Korean scientists develop cheap, high-performance anode for sodium-ion batteries

(Reference image by fdecomite, Flickr).

Researchers at the Korea Institute of Science and Technology (KIST) have developed a high-performance, economical anode material for use in sodium-ion secondary batteries, which are more cost-effective than lithium-ion batteries. 

In a study published in the journal ACS Nano, the scientists explain that the novel material can store 1.5 times more electricity than the graphite anode used in commercial lithium-ion batteries and its performance remain the same even after 200 cycles at very fast charging/discharging rates of 10 A/g.

Up until now, few groups had ventured into developing a sodium high-capacity anode material because compared to lithium ions, sodium ions are larger and, thus, cannot be stored as stably in graphite and silicon, which are widely used as anodes in such batteries. 

But for the KIST team led by Sang-Ok Kim, this development was necessary because sodium is over 500 times more abundant in the Earth’s crust than lithium, which makes sodium-ion batteries 40% cheaper than their li-ion counterparts. 

Schematic of the synthesis process of the nitrogen-doped MoS2-based anode material. (Image by the Korea Institute of Science and Technology).

To materialize this proposal, Kim and his group used molybdenum disulphide (MoS2), which has already garnered interest as a candidate for large-capacity anode materials because it can store a large amount of electricity. 

The downfall of MoS2 is its high electrical resistance and structural instability, which tend to show up during battery operation.
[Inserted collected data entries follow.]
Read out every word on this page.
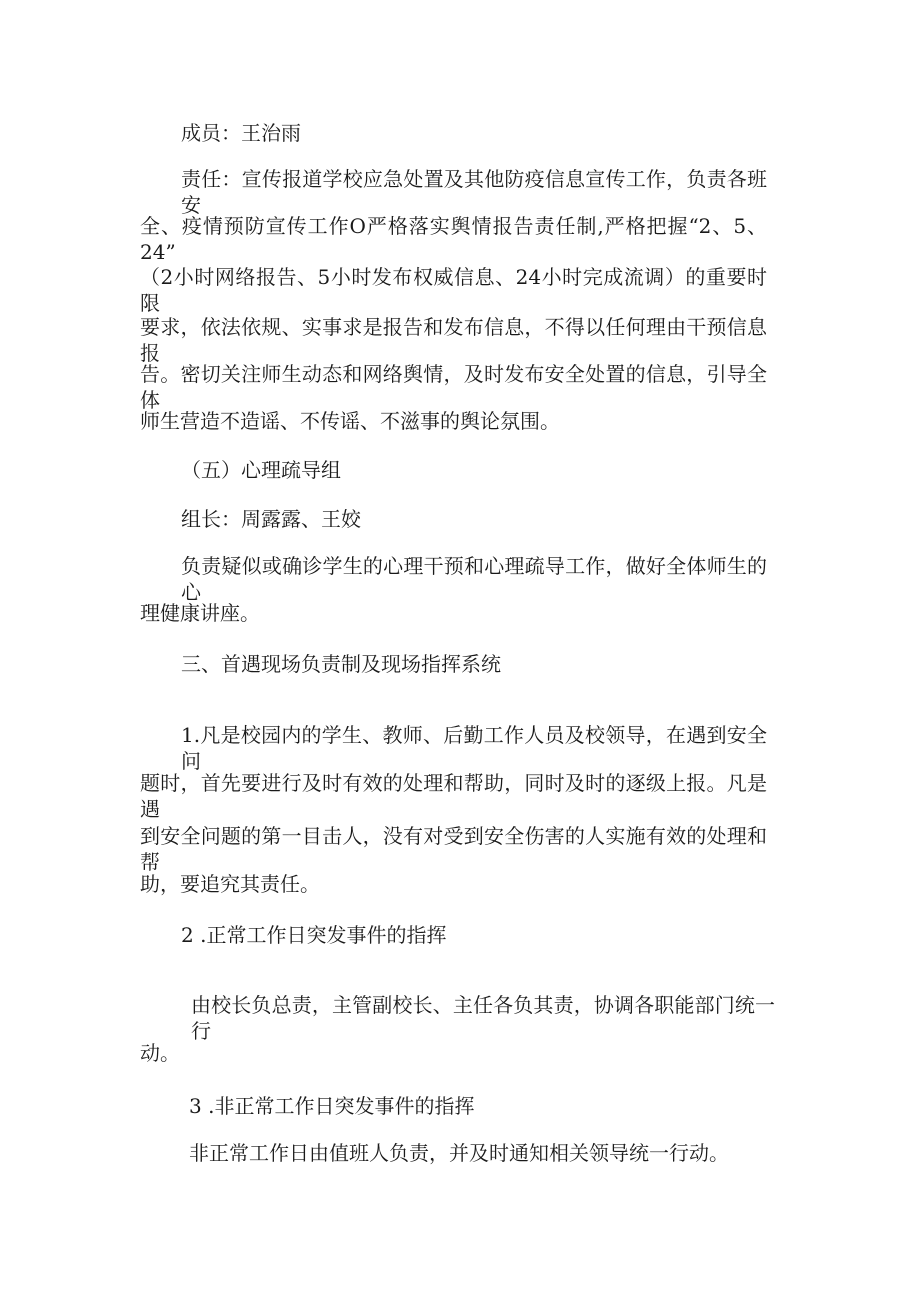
成员：王治雨

责任：宣传报道学校应急处置及其他防疫信息宣传工作，负责各班安

全、疫情预防宣传工作O严格落实舆情报告责任制,严格把握“2、5、24”

（2小时网络报告、5小时发布权威信息、24小时完成流调）的重要时限

要求，依法依规、实事求是报告和发布信息，不得以任何理由干预信息报

告。密切关注师生动态和网络舆情，及时发布安全处置的信息，引导全体

师生营造不造谣、不传谣、不滋事的舆论氛围。

（五）心理疏导组

组长：周露露、王姣

负责疑似或确诊学生的心理干预和心理疏导工作，做好全体师生的心

理健康讲座。

三、首遇现场负责制及现场指挥系统

1.凡是校园内的学生、教师、后勤工作人员及校领导，在遇到安全问

题时，首先要进行及时有效的处理和帮助，同时及时的逐级上报。凡是遇

到安全问题的第一目击人，没有对受到安全伤害的人实施有效的处理和帮

助，要追究其责任。

2 .正常工作日突发事件的指挥

由校长负总责，主管副校长、主任各负其责，协调各职能部门统一行

动。

3 .非正常工作日突发事件的指挥

非正常工作日由值班人负责，并及时通知相关领导统一行动。
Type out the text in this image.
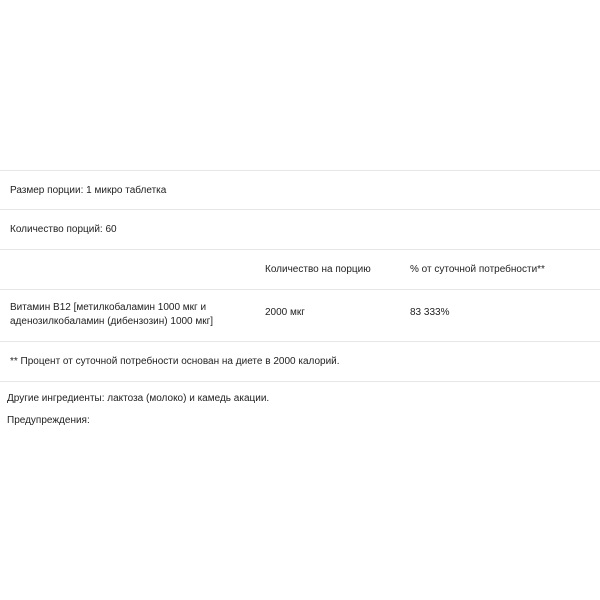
Размер порции: 1 микро таблетка
Количество порций: 60
Количество на порцию	% от суточной потребности**
Витамин B12 [метилкобаламин 1000 мкг и
аденозилкобаламин (дибензозин) 1000 мкг]
2000 мкг	83 333%
** Процент от суточной потребности основан на диете в 2000 калорий.
Другие ингредиенты: лактоза (молоко) и камедь акации.
Предупреждения:
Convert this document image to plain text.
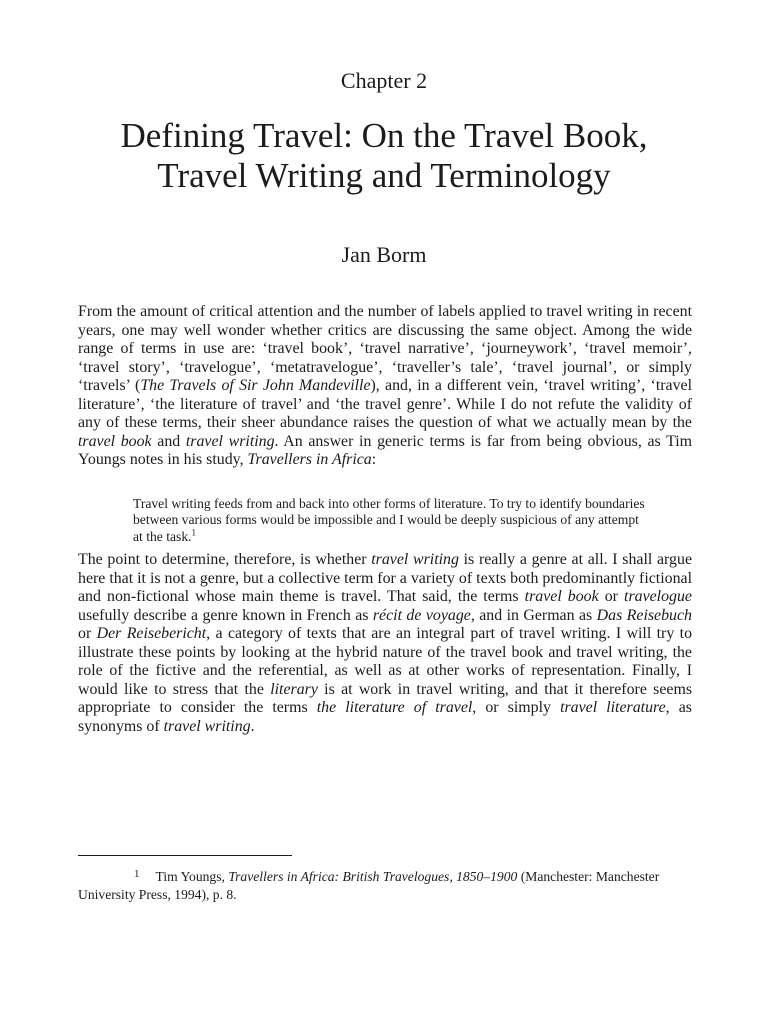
Chapter 2
Defining Travel: On the Travel Book, Travel Writing and Terminology
Jan Borm

From the amount of critical attention and the number of labels applied to travel writing in recent years, one may well wonder whether critics are discussing the same object. Among the wide range of terms in use are: ‘travel book’, ‘travel narrative’, ‘journeywork’, ‘travel memoir’, ‘travel story’, ‘travelogue’, ‘metatravelogue’, ‘traveller’s tale’, ‘travel journal’, or simply ‘travels’ (The Travels of Sir John Mandeville), and, in a different vein, ‘travel writing’, ‘travel literature’, ‘the literature of travel’ and ‘the travel genre’. While I do not refute the validity of any of these terms, their sheer abundance raises the question of what we actually mean by the travel book and travel writing. An answer in generic terms is far from being obvious, as Tim Youngs notes in his study, Travellers in Africa:

Travel writing feeds from and back into other forms of literature. To try to identify boundaries between various forms would be impossible and I would be deeply suspicious of any attempt at the task.$^1$

The point to determine, therefore, is whether travel writing is really a genre at all. I shall argue here that it is not a genre, but a collective term for a variety of texts both predominantly fictional and non-fictional whose main theme is travel. That said, the terms travel book or travelogue usefully describe a genre known in French as récit de voyage, and in German as Das Reisebuch or Der Reisebericht, a category of texts that are an integral part of travel writing. I will try to illustrate these points by looking at the hybrid nature of the travel book and travel writing, the role of the fictive and the referential, as well as at other works of representation. Finally, I would like to stress that the literary is at work in travel writing, and that it therefore seems appropriate to consider the terms the literature of travel, or simply travel literature, as synonyms of travel writing.

1 Tim Youngs, Travellers in Africa: British Travelogues, 1850–1900 (Manchester: Manchester University Press, 1994), p. 8.
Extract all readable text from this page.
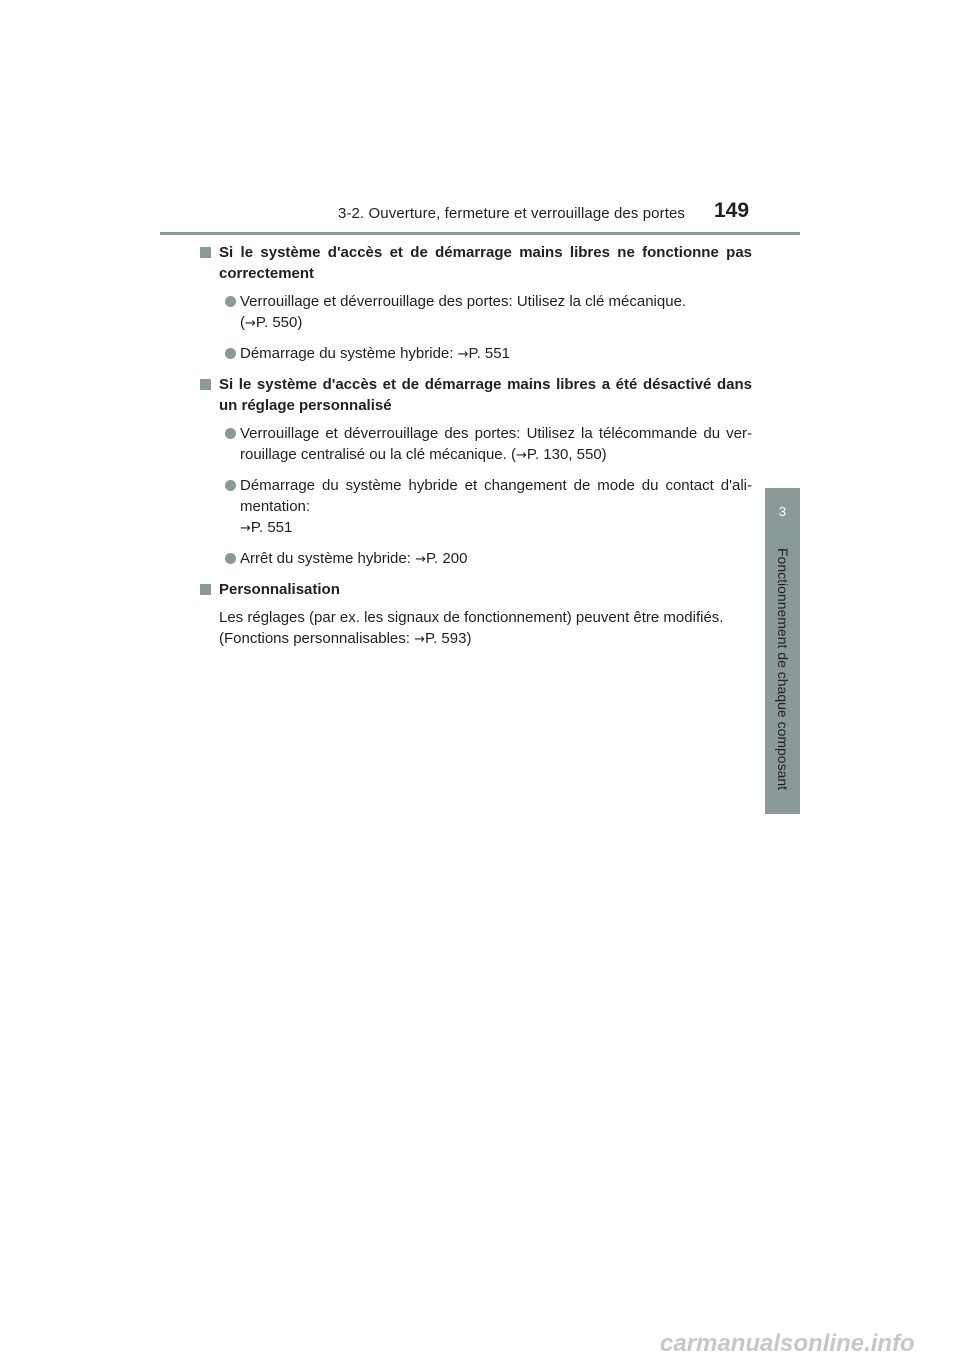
3-2. Ouverture, fermeture et verrouillage des portes 149
3
Fonctionnement de chaque composant
Si le système d'accès et de démarrage mains libres ne fonctionne pas correctement
Verrouillage et déverrouillage des portes: Utilisez la clé mécanique.
(→P. 550)
Démarrage du système hybride: →P. 551
Si le système d'accès et de démarrage mains libres a été désactivé dans un réglage personnalisé
Verrouillage et déverrouillage des portes: Utilisez la télécommande du ver-rouillage centralisé ou la clé mécanique. (→P. 130, 550)
Démarrage du système hybride et changement de mode du contact d'ali-mentation:
→P. 551
Arrêt du système hybride: →P. 200
Personnalisation
Les réglages (par ex. les signaux de fonctionnement) peuvent être modifiés.
(Fonctions personnalisables: →P. 593)
carmanualsonline.info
To overcome this limitation, the Korean researchers created a ceramic nano-coating layer using silicone oil, which is a low-cost, eco-friendly material. By mixing the MoS2 precursor with silicone oil and heat-treating the mixture, they were able to produce a stable heterostructure with low resistance and enhanced stability.

The evaluation of electrochemical properties indicated that this material could stably store at least twice as much electricity (~600 mAh/g) as the MoS2 material without coating and could maintain this capacity even after 200 rapid charge/discharge cycles.

“[We were able to] solve the high resistance and structural instability problems of MoS2 through the nano-coating surface stabilization technology. As a result, we developed a sodium-ion battery that can stably store a large amount of electricity,” Kim said.

“Our method uses cost-effective, eco-friendly materials and, if adapted for the large-scale manufacturing of anode materials, can lower production costs and, hence, boost the commercialization of sodium-ion batteries for large-capacity power storage devices.”